TOP 10 DES CAS DE RAGE DE L'AIR



13 JUIN 2002 : ANCHORAGE

William Mullis a été arrêté suite à la déviation de son vol Northwest Detroit-Osaka. En état d'ébriété, il aurait commencé par s'en prendre à une hôtesse puis aurait traversé l'avion en embrassant les bébés d'autres passager et en injuriant les voyageurs, avant d'aller fumer dans les toilettes.

20 AOUT 2002 : BRUXELLES
Un vol Air France à destination de Oslo a dû se poser à Bruxelles après qu'un passager nu, Français mais d'origine tunisienne, a tenté de prendre le poste de pilotage d'assaut.

16 AOUT 2002 : ORLANDO

Après avoir bu une bouteille de whisky à bord d'un vol Air 2000 de Manchester à la Floride, Victor Mardell aurait menacé de tuer les autres passagers. Il a par la suite tenté d'étouffer une hôtesse de l'air avant d'en précipiter une deuxième contre les toilettes.
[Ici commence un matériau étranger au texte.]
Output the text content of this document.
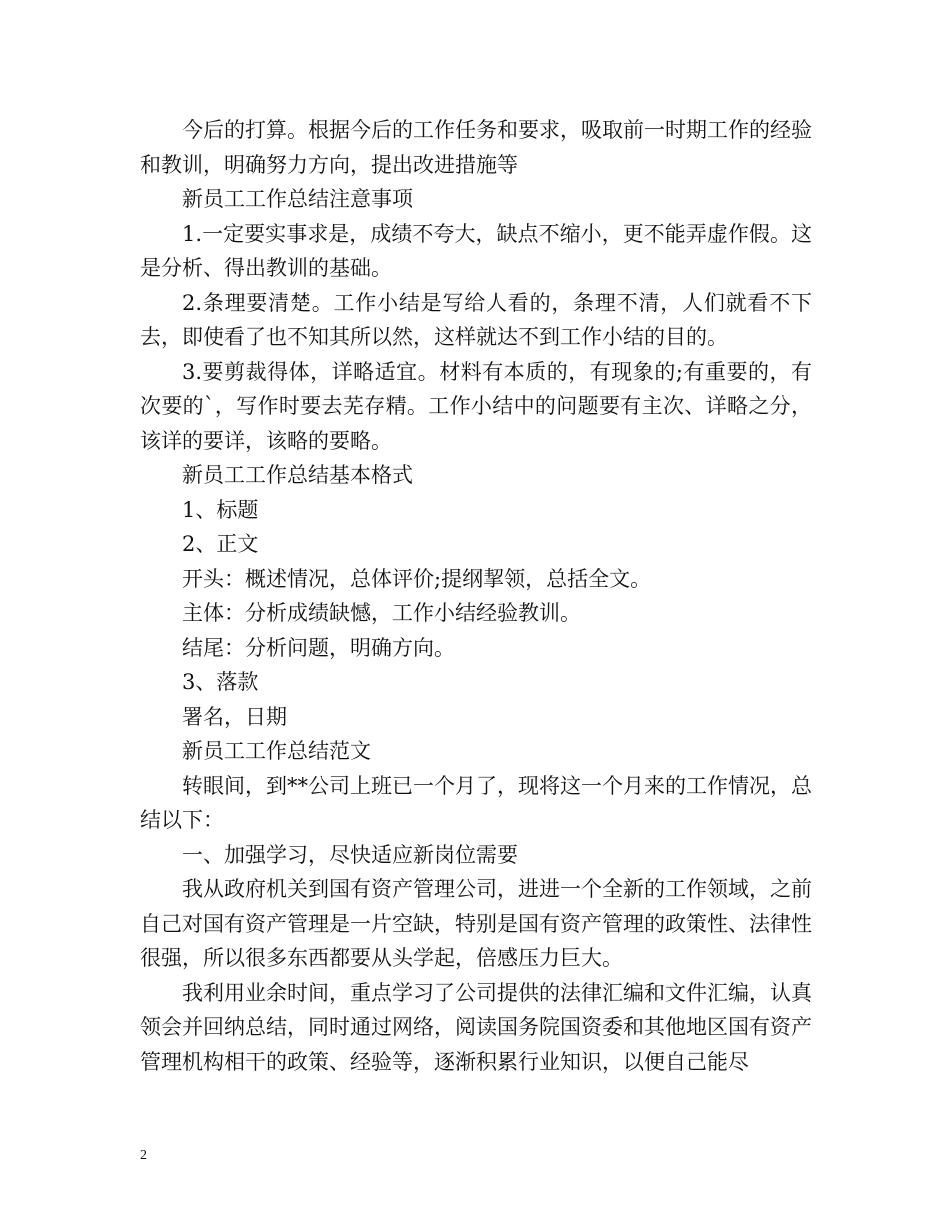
今后的打算。根据今后的工作任务和要求，吸取前一时期工作的经验和教训，明确努力方向，提出改进措施等

新员工工作总结注意事项

1.一定要实事求是，成绩不夸大，缺点不缩小，更不能弄虚作假。这是分析、得出教训的基础。

2.条理要清楚。工作小结是写给人看的，条理不清，人们就看不下去，即使看了也不知其所以然，这样就达不到工作小结的目的。

3.要剪裁得体，详略适宜。材料有本质的，有现象的;有重要的，有次要的`，写作时要去芜存精。工作小结中的问题要有主次、详略之分，该详的要详，该略的要略。

新员工工作总结基本格式

1、标题

2、正文

开头：概述情况，总体评价;提纲挈领，总括全文。

主体：分析成绩缺憾，工作小结经验教训。

结尾：分析问题，明确方向。

3、落款

署名，日期

新员工工作总结范文

转眼间，到**公司上班已一个月了，现将这一个月来的工作情况，总结以下：

一、加强学习，尽快适应新岗位需要

我从政府机关到国有资产管理公司，进进一个全新的工作领域，之前自己对国有资产管理是一片空缺，特别是国有资产管理的政策性、法律性很强，所以很多东西都要从头学起，倍感压力巨大。

我利用业余时间，重点学习了公司提供的法律汇编和文件汇编，认真领会并回纳总结，同时通过网络，阅读国务院国资委和其他地区国有资产管理机构相干的政策、经验等，逐渐积累行业知识，以便自己能尽

2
27 MAI 2005 : ILES SHETLAND
Sœur Ruth Auguste, religieuse franciscaine de 64 ans, a été interdite d'embarquement sur deux vols British Airways de l'aéroport de Sumburgh pour Aberdeen. Elle a commencé à devenir violente quand elle s'est vu refuser le droit d'emmener une statue de la Vierge Marie de 61 cm dans l'avion.

10 SEPTEMBRE 2005 : LONDRES
Un directeur de Samsung Electronics de 48 ans, identifié comme étant monsieur So, a été arrêté à son arrivée à Londres sur un vol Korean Air. On l'accuse d'avoir enlevé ses chaussettes et lavé ses pieds avec une serviette mouillée, avant de s'être dirigé vers la cuisine et de s'y être lavé les pieds avec de l'eau potable. Il a ensuite fait un croche-pied à un agent de bord et a harcelé sexuellement des hôtesses de l'air avant de jeter ses chaussettes dans le chariot alimentaire.

27 NOVEMBRE 2005 : CLEVELAND

Raviram Kishore Malla a été accusé de harcèlement sexuel sur la passagère d'un vol Southwest Airlines de Las Vegas à Cleveland. La passagère se serait endormie avant de se réveiller pour trouver son voisin entre ses jambes en train de lui toucher les seins.

27 DECEMBRE 2005 : PORTO SANTO

David Wilson a causé une escale du vol Monarch sur l'île isolée de Porto Santo. Wilson, qui aurait injurié l'équipage qui lui refusait une bouteille de vin sur le vol de Manchester à Tenerife, a été laissé sur la piste avec ses bagages.

12 DECEMBRE 2005 : BERMUDES

Un couple voyageant en classe affaires sur un vol British Airways Gatwick-Jamaïque a été surpris en train d'avoir des relations sexuelles dans les toilettes. Après avoir été invités à reprendre leur place, ils ont attaqué l'équipage, ce qui leur a valu d'être immobilisés à l'aide d'une paire de menottes.

10 NOVEMBRE 2006 : LONDRES
Un passager ivre a agressé deux membres d'équipage sur un vol Eva Air de Bangkok à Londres - il a jeté l'un d'eux sur les sièges et a frappé l'autre. Un autre passager, Mark Black, s'est précipité pour leur porter assistance avant de recevoir "une gifle sur le menton". Black a reçu une ovation de la part des autres passagers et une bouteille de champagne de la part de l'équipage.

12 JANVIER 2007 : CINCINNATI
Sur un vol Delta Airlines en provenance de Orlando, un homme de 81 ans aurait pris un journal et un stylo dans le sac d'une hôtesse de l'air afin de faire les mots croisés. Lorsque l'hôtesse est venue réclamer ses biens, il l'aurait frappée avec le journal.